The drop of power observed in the 90% bias condition had to be expected as the resulting bias in meta-analytic effect size estimates was also considerably smaller than in the 100% bias condition. This, however, does not imply that the remaining bias in effect size estimates was irrelevant: In fact, at δ = 0 and τ = 0, the mean effect size estimate was = 0.15. A meta-analytic effect of this size may still give rise to the false impression that there actually is a true effect. Moreover, with some heterogeneity (τ = 0.2 or τ = 0.3), the meta-analytic effect was inflated to a size of about = 0.30. Notably, effect estimates of this size appear to be quite common in psychological meta-analyses (Stanley et al., 2018) and are most likely to lead to the conclusion that a true effect is present. With that said, the power of all detection methods (excluding TES) was reduced to less than 10% even in large study sets. Thus, the combination of a censoring that gives nonsignificant results a small chance of being published with a moderate degree of heterogeneity creates a situation in which the bias in meta-analytic estimates can be both highly relevant, yet also mostly undetected.

Four Recommendations for the Application of Tests for Publication Bias

Given the complexity of the results, one may wonder which practical advice can be given to meta-analysts that aim to assess whether their collection of data is affected by bias. We think that our studies allow for at least four recommendations.

The first of these recommendations is that meta-analysts should strive to avoid heterogeneity before applying methods for the detection of publication bias. Of course, the actual degree of heterogeneity in a collection of studies cannot be known. Furthermore, it can also not be estimated properly in the presence of publication bias. To demonstrate this, Augusteijn et al. (2019) showed analytically that publication bias can have severe and rather complex effects on heterogeneity estimates: Depending on the combination of the actual degree of heterogeneity, true effect size and degree of censorship heterogeneity may either be under- or overestimated. Within the parameter settings of our study, the actual τ was oftentimes underestimated drastically in all four selection conditions realized (see Figure S16 in ESM 1).
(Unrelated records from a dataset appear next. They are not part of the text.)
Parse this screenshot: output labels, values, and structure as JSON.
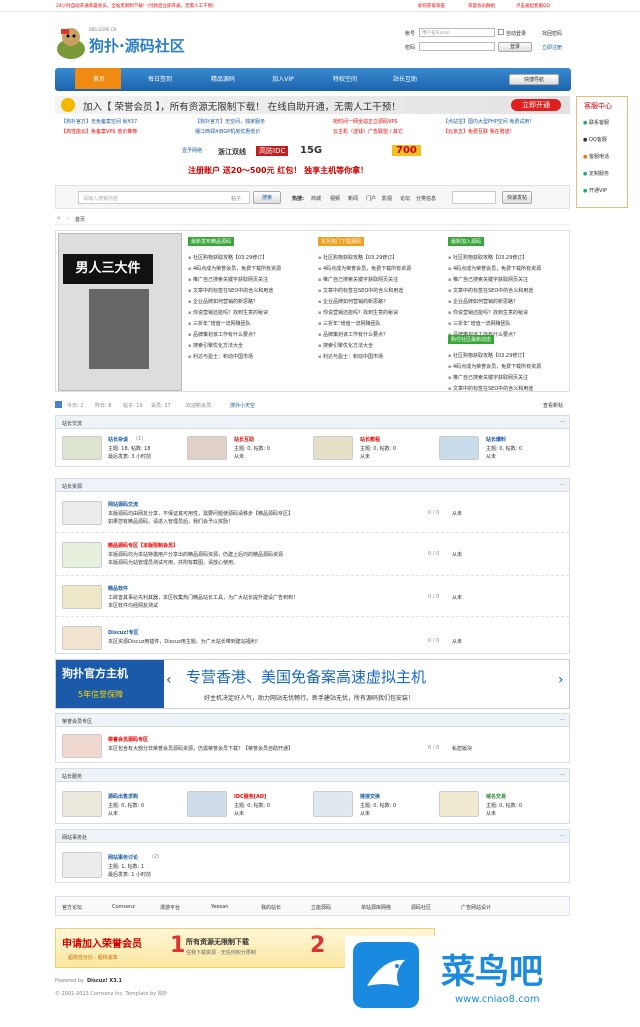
{
  "topbar": {
    "left": "24小时自助开通荣誉会员，全站无限制下载！(付款后立即开通，无需人工干预)",
    "links": [
      "如何获取荣誉",
      "荣誉会员群组",
      "点击发起客服QQ"
    ]
  },
  "logo": {
    "name": "狗扑·源码社区",
    "url": "BBS.GOPE.CN"
  },
  "login": {
    "account_label": "帐号",
    "account_placeholder": "用户名/Email",
    "remember": "自动登录",
    "password_label": "密码",
    "login_btn": "登录",
    "register": "立即注册",
    "find_pw": "找回密码"
  },
  "nav": {
    "items": [
      "首页",
      "每日签到",
      "精品源码",
      "加入VIP",
      "特权空间",
      "站长互助"
    ],
    "quick": "快捷导航"
  },
  "banner": {
    "text": "加入【 荣誉会员 】，所有资源无限制下载！ 在线自助开通，无需人工干预！",
    "btn": "立即开通"
  },
  "promo_links": [
    "【狗扑官方】无免备案空间 就¥37",
    "【狗扑官方】无空间，独家服务",
    "抢时间一网全站正立源码VPS",
    "【点站宝】国内大型PHP空间 免费试用！",
    "【高性能云】免备案VPS 低价推荐",
    "播江西郑州BGP机房优惠低价",
    "云主机（送钱）广告联盟 / 其它",
    "【北京五】免费互联 我在赠送！"
  ],
  "ad_small": {
    "brand": "壹予网络",
    "t1": "浙江双线",
    "t2": "高防IDC",
    "t3": "15G",
    "t4": "700",
    "bottom": "注册账户 送20～500元 红包！ 独享主机等你拿！"
  },
  "search": {
    "placeholder": "请输入搜索内容",
    "type": "帖子",
    "btn": "搜索",
    "hot_label": "热搜:",
    "hot": [
      "商城",
      "视频",
      "新闻",
      "门户",
      "影视",
      "论坛",
      "分类信息"
    ],
    "btn2": "快速发帖"
  },
  "breadcrumb": {
    "home": "首页"
  },
  "sidebar": {
    "title": "客服中心",
    "items": [
      "联系客服",
      "QQ客服",
      "客服电话",
      "定制服务",
      "开通VIP"
    ]
  },
  "hot": {
    "col1_title": "最新发布精品源码",
    "col2_title": "本月热门下载源码",
    "col3_title": "最新加入源码",
    "col4_title": "购付社区最新动态",
    "items": [
      "社区购物获取攻略【03.29修订】",
      "4码点成为荣誉会员，免费下载所有资源",
      "推广自己搜索关键字获取网页关注",
      "文章中的标签在SEO中的含义和用途",
      "企业品牌如何营销的新思路？",
      "你说营销还能吗？找到生意的秘诀",
      "三折年”增值一流网赚团队",
      "品牌策划该工作有什么要点？",
      "搜索引擎优化方法大全",
      "利达与盈士：积动中国市场"
    ],
    "image_caption": "男人三大件"
  },
  "stats": {
    "today": "今日: 2",
    "yesterday": "昨日: 8",
    "posts": "帖子: 19",
    "members": "会员: 37",
    "newest": "欢迎新会员: ",
    "newmember": "搜外小天空",
    "right": "查看新帖"
  },
  "sec1": {
    "title": "站长交流",
    "boards": [
      {
        "name": "站长杂谈",
        "count": "(1)",
        "stats": "主题: 18, 帖数: 18",
        "last": "最后发表: 3 小时前"
      },
      {
        "name": "站长互助",
        "stats": "主题: 0, 帖数: 0",
        "last": "从未"
      },
      {
        "name": "站长教程",
        "stats": "主题: 0, 帖数: 0",
        "last": "从未"
      },
      {
        "name": "站长爆料",
        "stats": "主题: 0, 帖数: 0",
        "last": "从未"
      }
    ]
  },
  "sec2": {
    "title": "站长资源",
    "rows": [
      {
        "name": "网站源码交流",
        "desc": "本版源码均由网友分享，不保证其可用性，需要问题使源码请移步【精品源码专区】",
        "desc2": "如果您有精品源码，请进入管理员后，我们会予以奖励！",
        "nums": "0 / 0",
        "last": "从未"
      },
      {
        "name": "精品源码专区【本版限制会员】",
        "desc": "本版源码均为本站特邀用户分享出的精品源码资源，仍建上后均的精品源码资源",
        "desc2": "本版源码为站管理员测试可用，并附有截图，请放心使用。",
        "nums": "0 / 0",
        "last": "从未"
      },
      {
        "name": "精品软件",
        "desc": "工欲善其事必先利其器，本区收集热门精品站长工具，为广大站长提升建设广告到到！",
        "desc2": "本区软件均经网友测试",
        "nums": "0 / 0",
        "last": "从未"
      },
      {
        "name": "Discuz!专区",
        "desc": "本区资源Discuz用插件，Discuz用主题，为广大站长带到建站福利！",
        "nums": "0 / 0",
        "last": "从未"
      }
    ]
  },
  "banner2": {
    "left1": "狗扑官方主机",
    "left2": "5年信誉保障",
    "main": "专营香港、美国免备案高速虚拟主机",
    "sub": "好主机决定好人气，助力网站无忧畅行。新手建站无忧，所有源码我们包安装！"
  },
  "sec3": {
    "title": "荣誉会员专区",
    "row": {
      "name": "荣誉会员源码专区",
      "desc": "本区包含有大部分非荣誉会员源码资源，仍需荣誉会员下载？【荣誉会员自助开通】",
      "nums": "0 / 0",
      "last": "私密版块"
    }
  },
  "sec4": {
    "title": "站长服务",
    "boards": [
      {
        "name": "源码出售求购",
        "stats": "主题: 0, 帖数: 0",
        "last": "从未"
      },
      {
        "name": "IDC服务[AD]",
        "stats": "主题: 0, 帖数: 0",
        "last": "从未"
      },
      {
        "name": "链接交换",
        "stats": "主题: 0, 帖数: 0",
        "last": "从未"
      },
      {
        "name": "域名交易",
        "stats": "主题: 0, 帖数: 0",
        "last": "从未"
      }
    ]
  },
  "sec5": {
    "title": "网站事务处",
    "board": {
      "name": "网站事务讨论",
      "count": "(2)",
      "stats": "主题: 1, 帖数: 1",
      "last": "最后发表: 1 小时前"
    }
  },
  "links": {
    "label": "官方论坛",
    "items": [
      "Comsenz",
      "漫游平台",
      "Yeesan",
      "我的站长",
      "立能源码",
      "单站源库网络",
      "源码社区",
      "广告网站设计"
    ]
  },
  "bottom_ad": {
    "t1": "申请加入荣誉会员",
    "t2": "超高性价比 · 超快速率",
    "n1": "1",
    "b1": "所有资源无限制下载",
    "s1": "任我下载资源 · 无任何积分限制",
    "n2": "2"
  },
  "footer": {
    "powered": "Powered by ",
    "discuz": "Discuz! X3.1",
    "copy": "© 2001-2013 Comsenz Inc. Template by 狗扑"
  },
  "watermark": {
    "name": "菜鸟吧",
    "url": "www.cniao8.com"
  }
}
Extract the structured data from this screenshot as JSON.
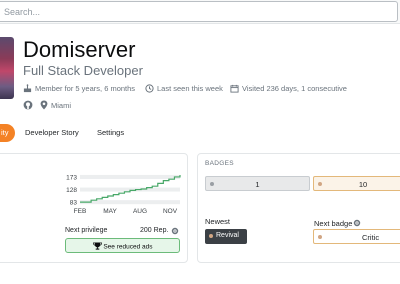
{
  "search": {
    "placeholder": "Search..."
  },
  "profile": {
    "name": "Domiserver",
    "role": "Full Stack Developer",
    "member_for": "Member for 5 years, 6 months",
    "last_seen": "Last seen this week",
    "visited": "Visited 236 days, 1 consecutive",
    "location": "Miami"
  },
  "tabs": [
    {
      "label": "ity",
      "active": true
    },
    {
      "label": "Developer Story",
      "active": false
    },
    {
      "label": "Settings",
      "active": false
    }
  ],
  "reputation": {
    "chart_data": {
      "type": "line",
      "x_ticks": [
        "FEB",
        "MAY",
        "AUG",
        "NOV"
      ],
      "y_ticks": [
        83,
        128,
        173
      ],
      "series": [
        {
          "values": [
            83,
            83,
            90,
            95,
            100,
            105,
            110,
            115,
            120,
            125,
            128,
            130,
            135,
            140,
            150,
            160,
            165,
            173,
            180
          ]
        }
      ],
      "accent": "#48a868"
    },
    "next_privilege_label": "Next privilege",
    "next_privilege_value": "200 Rep.",
    "reduced_ads_label": "See reduced ads"
  },
  "badges": {
    "title": "BADGES",
    "silver_count": "1",
    "bronze_count": "10",
    "newest_label": "Newest",
    "newest_badge": "Revival",
    "next_badge_label": "Next badge",
    "next_badge": "Critic"
  },
  "colors": {
    "accent": "#f48225",
    "chart_line": "#48a868"
  }
}
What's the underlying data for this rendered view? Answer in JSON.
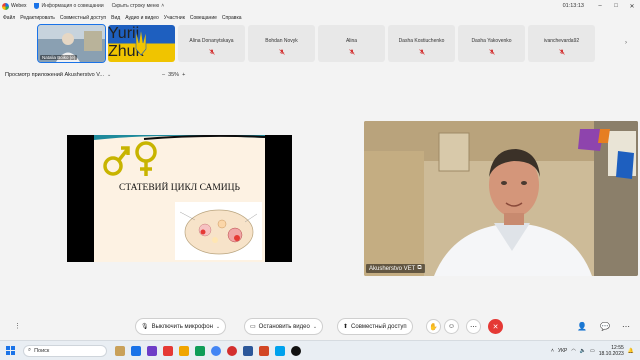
{
  "window": {
    "app_name": "Webex",
    "meeting_info": "Информация о совещании",
    "hide_menu": "Скрыть строку меню",
    "timer": "01:13:13"
  },
  "menu": {
    "items": [
      "Файл",
      "Редактировать",
      "Совместный доступ",
      "Вид",
      "Аудио и видео",
      "Участник",
      "Совещание",
      "Справка"
    ]
  },
  "participants": [
    {
      "name": "Natalia Boiko (e)",
      "type": "video"
    },
    {
      "name": "Yurii Zhuk",
      "type": "flag"
    },
    {
      "name": "Alina Donanytskaya",
      "type": "name"
    },
    {
      "name": "Bohdan Novyk",
      "type": "name"
    },
    {
      "name": "Alina",
      "type": "name"
    },
    {
      "name": "Dasha Kostiuchenko",
      "type": "name"
    },
    {
      "name": "Dasha Yakovenko",
      "type": "name"
    },
    {
      "name": "ivanchevarda92",
      "type": "name"
    }
  ],
  "share": {
    "title": "Просмотр приложений Akusherstvo V...",
    "zoom": "35%"
  },
  "slide": {
    "title": "СТАТЕВИЙ ЦИКЛ САМИЦЬ"
  },
  "video": {
    "name": "Akusherstvo VET"
  },
  "controls": {
    "mute": "Выключить микрофон",
    "video": "Остановить видео",
    "share": "Совместный доступ"
  },
  "taskbar": {
    "search": "Поиск",
    "lang": "УКР",
    "time": "12:55",
    "date": "18.10.2023"
  },
  "colors": {
    "accent": "#1a73e8",
    "end_call": "#e53935",
    "mute_icon": "#d32f2f"
  }
}
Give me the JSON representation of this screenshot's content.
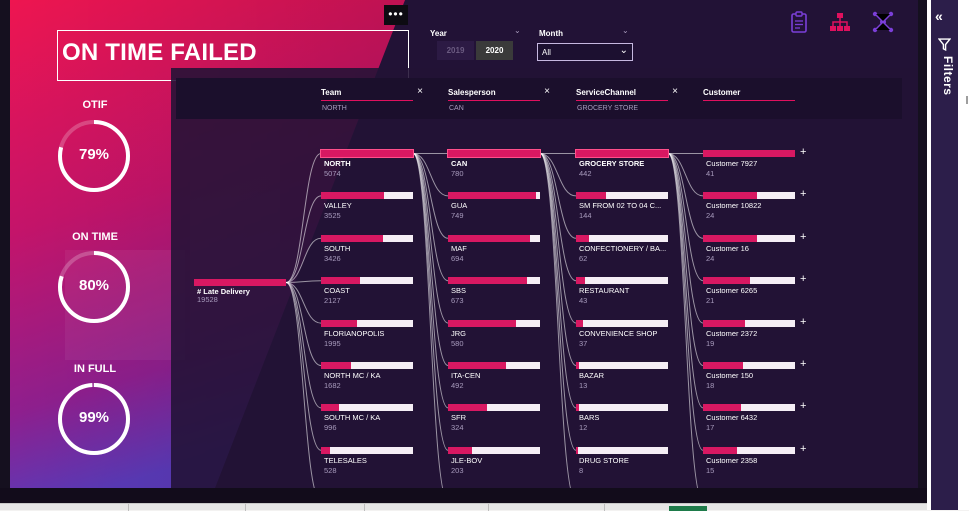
{
  "report": {
    "title": "ON TIME FAILED",
    "menu_glyph": "•••"
  },
  "kpis": [
    {
      "label": "OTIF",
      "value": "79%",
      "fraction": 0.79
    },
    {
      "label": "ON TIME",
      "value": "80%",
      "fraction": 0.8
    },
    {
      "label": "IN FULL",
      "value": "99%",
      "fraction": 0.99
    }
  ],
  "slicers": {
    "year_label": "Year",
    "years": [
      "2019",
      "2020"
    ],
    "selected_year": "2020",
    "month_label": "Month",
    "month_value": "All"
  },
  "nav_icons": [
    "clipboard-icon",
    "hierarchy-icon",
    "network-icon"
  ],
  "colors": {
    "accent": "#d81862",
    "panel": "#221236",
    "bar_bg": "#f5eef5",
    "muted_text": "#a89bbd"
  },
  "decomposition_tree": {
    "root": {
      "label": "# Late Delivery",
      "value": "19528",
      "fraction": 1.0
    },
    "levels": [
      {
        "field": "Team",
        "filter_value": "NORTH",
        "nodes": [
          {
            "label": "NORTH",
            "value": "5074",
            "fraction": 1.0,
            "selected": true
          },
          {
            "label": "VALLEY",
            "value": "3525",
            "fraction": 0.69
          },
          {
            "label": "SOUTH",
            "value": "3426",
            "fraction": 0.67
          },
          {
            "label": "COAST",
            "value": "2127",
            "fraction": 0.42
          },
          {
            "label": "FLORIANOPOLIS",
            "value": "1995",
            "fraction": 0.39
          },
          {
            "label": "NORTH MC / KA",
            "value": "1682",
            "fraction": 0.33
          },
          {
            "label": "SOUTH MC / KA",
            "value": "996",
            "fraction": 0.2
          },
          {
            "label": "TELESALES",
            "value": "528",
            "fraction": 0.1
          }
        ]
      },
      {
        "field": "Salesperson",
        "filter_value": "CAN",
        "nodes": [
          {
            "label": "CAN",
            "value": "780",
            "fraction": 1.0,
            "selected": true
          },
          {
            "label": "GUA",
            "value": "749",
            "fraction": 0.96
          },
          {
            "label": "MAF",
            "value": "694",
            "fraction": 0.89
          },
          {
            "label": "SBS",
            "value": "673",
            "fraction": 0.86
          },
          {
            "label": "JRG",
            "value": "580",
            "fraction": 0.74
          },
          {
            "label": "ITA-CEN",
            "value": "492",
            "fraction": 0.63
          },
          {
            "label": "SFR",
            "value": "324",
            "fraction": 0.42
          },
          {
            "label": "JLE-BOV",
            "value": "203",
            "fraction": 0.26
          }
        ]
      },
      {
        "field": "ServiceChannel",
        "filter_value": "GROCERY STORE",
        "nodes": [
          {
            "label": "GROCERY STORE",
            "value": "442",
            "fraction": 1.0,
            "selected": true
          },
          {
            "label": "SM FROM 02 TO 04 C...",
            "value": "144",
            "fraction": 0.33
          },
          {
            "label": "CONFECTIONERY / BA...",
            "value": "62",
            "fraction": 0.14
          },
          {
            "label": "RESTAURANT",
            "value": "43",
            "fraction": 0.1
          },
          {
            "label": "CONVENIENCE SHOP",
            "value": "37",
            "fraction": 0.08
          },
          {
            "label": "BAZAR",
            "value": "13",
            "fraction": 0.03
          },
          {
            "label": "BARS",
            "value": "12",
            "fraction": 0.03
          },
          {
            "label": "DRUG STORE",
            "value": "8",
            "fraction": 0.02
          }
        ]
      },
      {
        "field": "Customer",
        "filter_value": "",
        "nodes": [
          {
            "label": "Customer 7927",
            "value": "41",
            "fraction": 1.0
          },
          {
            "label": "Customer 10822",
            "value": "24",
            "fraction": 0.59
          },
          {
            "label": "Customer 16",
            "value": "24",
            "fraction": 0.59
          },
          {
            "label": "Customer 6265",
            "value": "21",
            "fraction": 0.51
          },
          {
            "label": "Customer 2372",
            "value": "19",
            "fraction": 0.46
          },
          {
            "label": "Customer 150",
            "value": "18",
            "fraction": 0.44
          },
          {
            "label": "Customer 6432",
            "value": "17",
            "fraction": 0.41
          },
          {
            "label": "Customer 2358",
            "value": "15",
            "fraction": 0.37
          }
        ]
      }
    ],
    "expand_glyph": "+",
    "remove_glyph": "×"
  },
  "filters_pane": {
    "label": "Filters",
    "collapse_glyph": "«"
  }
}
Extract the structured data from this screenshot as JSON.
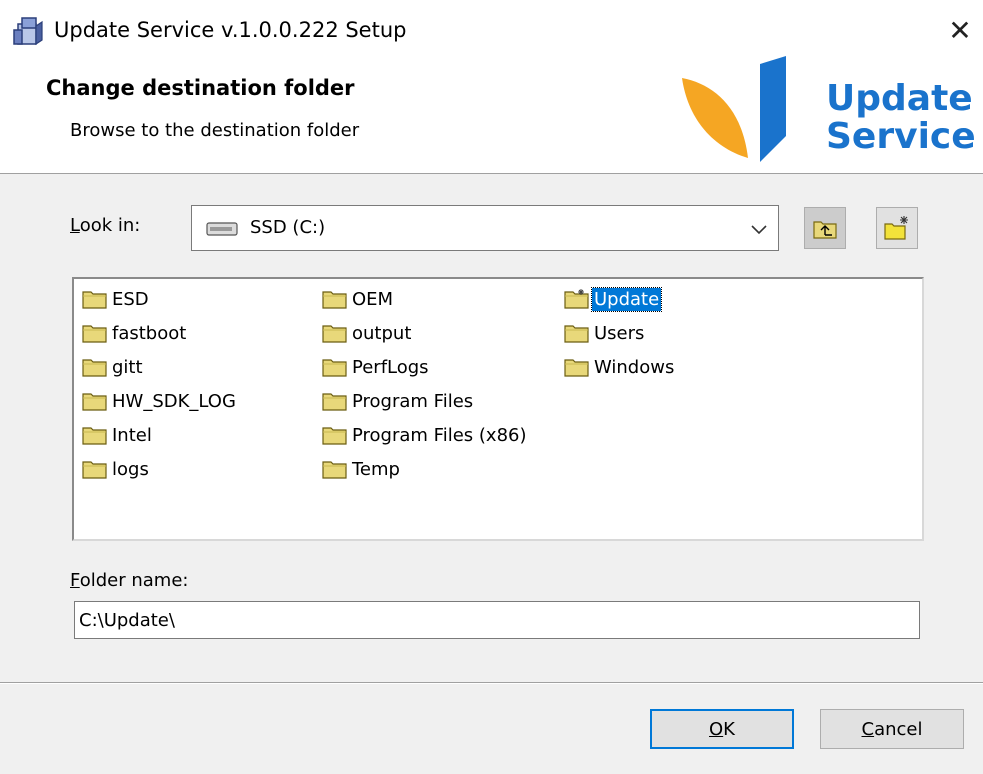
{
  "window": {
    "title": "Update Service v.1.0.0.222 Setup",
    "close_symbol": "✕"
  },
  "banner": {
    "title": "Change destination folder",
    "subtitle": "Browse to the destination folder",
    "logo_line1": "Update",
    "logo_line2": "Service",
    "brand_blue": "#1a73cc",
    "brand_orange": "#f5a623"
  },
  "lookin": {
    "label_accel": "L",
    "label_rest": "ook in:",
    "value": "SSD (C:)",
    "drive_icon": "drive-icon",
    "arrow_icon": "chevron-down-icon"
  },
  "toolbar": {
    "up_icon": "folder-up-icon",
    "new_icon": "new-folder-icon"
  },
  "folders": {
    "col1": [
      "ESD",
      "fastboot",
      "gitt",
      "HW_SDK_LOG",
      "Intel",
      "logs"
    ],
    "col2": [
      "OEM",
      "output",
      "PerfLogs",
      "Program Files",
      "Program Files (x86)",
      "Temp"
    ],
    "col3": [
      "Update",
      "Users",
      "Windows"
    ],
    "selected": "Update"
  },
  "folder_name": {
    "label_accel": "F",
    "label_rest": "older name:",
    "value": "C:\\Update\\"
  },
  "buttons": {
    "ok_accel": "O",
    "ok_rest": "K",
    "cancel_accel": "C",
    "cancel_rest": "ancel"
  },
  "colors": {
    "selection": "#0078d7",
    "folder": "#e8d87a"
  }
}
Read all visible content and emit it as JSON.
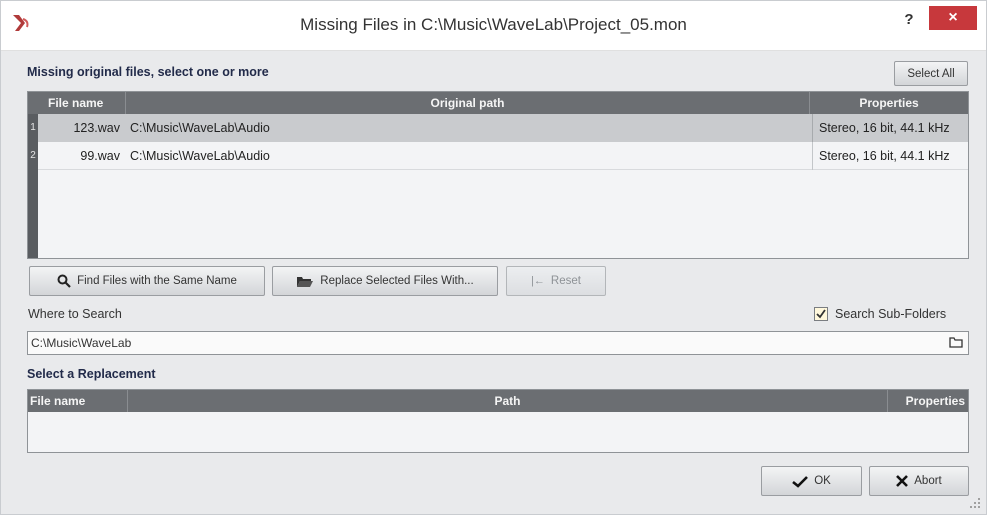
{
  "window": {
    "title": "Missing Files in C:\\Music\\WaveLab\\Project_05.mon",
    "help_label": "?",
    "close_label": "×"
  },
  "missing": {
    "heading": "Missing original files, select one or more",
    "select_all_label": "Select All",
    "columns": [
      "File name",
      "Original path",
      "Properties"
    ],
    "rows": [
      {
        "num": "1",
        "file": "123.wav",
        "path": "C:\\Music\\WaveLab\\Audio",
        "props": "Stereo, 16 bit, 44.1 kHz"
      },
      {
        "num": "2",
        "file": "99.wav",
        "path": "C:\\Music\\WaveLab\\Audio",
        "props": "Stereo, 16 bit, 44.1 kHz"
      }
    ]
  },
  "actions": {
    "find_label": "Find Files with the Same Name",
    "replace_label": "Replace Selected Files With...",
    "reset_label": "Reset"
  },
  "search": {
    "label": "Where to Search",
    "subfolders_label": "Search Sub-Folders",
    "subfolders_checked": true,
    "path_value": "C:\\Music\\WaveLab"
  },
  "replacement": {
    "heading": "Select a Replacement",
    "columns": [
      "File name",
      "Path",
      "Properties"
    ]
  },
  "footer": {
    "ok_label": "OK",
    "abort_label": "Abort"
  }
}
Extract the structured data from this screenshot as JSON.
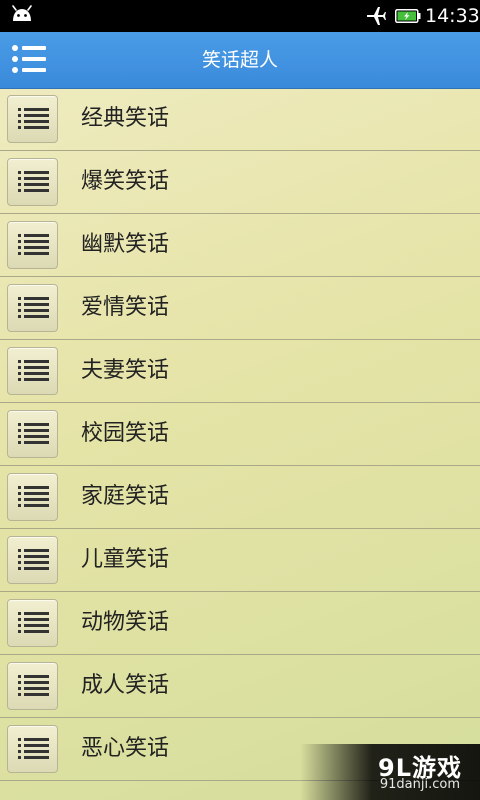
{
  "status_bar": {
    "time": "14:33",
    "icons": [
      "android-icon",
      "airplane-mode-icon",
      "battery-charging-icon"
    ],
    "battery_color": "#45c03a"
  },
  "title_bar": {
    "title": "笑话超人",
    "menu_icon": "menu-list-icon",
    "color": "#3f93e1"
  },
  "categories": [
    {
      "label": "经典笑话",
      "icon": "list-icon"
    },
    {
      "label": "爆笑笑话",
      "icon": "list-icon"
    },
    {
      "label": "幽默笑话",
      "icon": "list-icon"
    },
    {
      "label": "爱情笑话",
      "icon": "list-icon"
    },
    {
      "label": "夫妻笑话",
      "icon": "list-icon"
    },
    {
      "label": "校园笑话",
      "icon": "list-icon"
    },
    {
      "label": "家庭笑话",
      "icon": "list-icon"
    },
    {
      "label": "儿童笑话",
      "icon": "list-icon"
    },
    {
      "label": "动物笑话",
      "icon": "list-icon"
    },
    {
      "label": "成人笑话",
      "icon": "list-icon"
    },
    {
      "label": "恶心笑话",
      "icon": "list-icon"
    }
  ],
  "watermark": {
    "brand": "9L游戏",
    "site": "91danji.com"
  }
}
Hence, even low estimates of τ do not preclude that heterogeneity might actually be large. Consequently, there is no way for meta-analysts to ensure that heterogeneity is small or absent.

However, meta-analysts should be aware that their inclusion criteria for primary studies can partly control the degree of heterogeneity that has to be expected. Primary studies that differ widely in design, procedure, measures, or participant population are likely to be inflicted by more heterogeneity than studies that are methodologically more similar. Our results illustrate that, under publication bias, combining methodologically diverse studies may be a way to both inflate meta-analytic effect size estimates further as well as disguise this bias at the same time. Thus, meta-analysts should decide on plausible moderator variables on theoretical grounds, and apply tests for publication bias to subsets of studies, defined by the different levels of these moderators. The gain in power of the detection methods achieved by reducing heterogeneity will often outweigh the loss induced by the lower number of primary studies available at different moderator levels. Of course, the number of primary studies in a subset should not become too small. That said, there may be solutions to this problem: At least for p-uniform it should be possible to adapt the method in a way that allows to incorporate different meta-analytic effect size estimates per subset, while including all available primary studies in a single test for publication bias.5

Our second recommendation concerns the choice of a test for the detection of publication bias. Within our study, TIVA either performed best or at similar levels as any other method as long as censorship was severe and heterogeneity absent or small. With larger degrees of heterogeneity, it was often outperformed by trim-and-fill, especially in large study sets. As will be discussed below, these results may be restricted to the parameter settings simulated here. That said, at least whenever these parameter settings appear plausible, it seems reasonable to apply both these tests. If either of these methods yields a significant result this should be considered a red flag, indicating that meta-analytical results may not be valid. Considering the low Type I error rates of both of these methods in almost all conditions, there is little reason to worry that this multiple testing gives rise to inflated false alarm rates. With regard to trim-and-fill, however, it should be emphasized again that the method may be useful for the detection of biases, but is not recommended for the estimation of true effect sizes when bias is present (Carter et al., 2019; van Aert et al., 2016).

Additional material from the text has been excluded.